May 3rd was the day my family immigrated to the US, now twenty-four years ago. It’s also the day the last little flame of the riots of 92 went out, now twenty-eight years ago. Time is weird, isn’t it? The more you have the less you do with it, it seems. Words are a paradox. The more you say the less they mean.
When my family moved to the US, our first destination was Koreatown, Los Angeles. We lived in an apartment on Harvard and Olympic. On the weekends, we’d walk our way through the streets, stepping into places that had burned to the ground just four years prior. By 1996, Koreatown had regrouped and was polishing itself into the glowing town it is today.

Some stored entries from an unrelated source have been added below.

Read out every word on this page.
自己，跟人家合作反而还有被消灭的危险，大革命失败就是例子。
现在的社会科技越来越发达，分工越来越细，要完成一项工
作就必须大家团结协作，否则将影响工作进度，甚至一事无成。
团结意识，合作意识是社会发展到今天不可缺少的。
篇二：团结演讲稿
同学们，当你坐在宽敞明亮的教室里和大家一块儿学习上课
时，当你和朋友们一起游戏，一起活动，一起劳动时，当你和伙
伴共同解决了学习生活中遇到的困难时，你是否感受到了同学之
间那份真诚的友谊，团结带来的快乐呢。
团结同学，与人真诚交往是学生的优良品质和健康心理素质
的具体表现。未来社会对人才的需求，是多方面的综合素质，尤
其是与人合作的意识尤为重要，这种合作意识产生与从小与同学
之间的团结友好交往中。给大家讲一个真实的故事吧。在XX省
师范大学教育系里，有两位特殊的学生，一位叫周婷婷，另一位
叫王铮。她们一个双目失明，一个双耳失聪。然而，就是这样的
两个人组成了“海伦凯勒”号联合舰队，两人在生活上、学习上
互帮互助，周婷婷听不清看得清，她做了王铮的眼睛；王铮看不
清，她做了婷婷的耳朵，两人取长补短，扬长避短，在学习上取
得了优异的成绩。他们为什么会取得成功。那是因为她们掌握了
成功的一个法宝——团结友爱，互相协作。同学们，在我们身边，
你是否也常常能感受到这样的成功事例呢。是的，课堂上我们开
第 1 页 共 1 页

Every New Year season my mom made me wear a hanbok to church, the market, the plaza— wherever her busy samonim schedule took her. I hated how the hanbok felt around my neck, and I especially hated the eyes that it attracted. But each time I complained, her response was the same: You’re going to make all the grandmas and grandpas so happy . They think of home this time of year. Home is another interesting concept. It’s not until you leave that the house you left becomes the home you miss. What’s stranger and sorrier than leaving your home and hurting for it until the day you die? What’s more paradoxical than an Eastern Westerner? A Korean American?
My mom wanted to bring heartsick Koreans reminders of home. She wanted to reassure our elderly that, yes, our little ones will remember, and that, no, memories of home will not die with the recently arrived. She wanted to infuse life into spirits the way feet revive a town. And she did this by teaching me how to love and honor home–first with my hanbok, and now with my pen.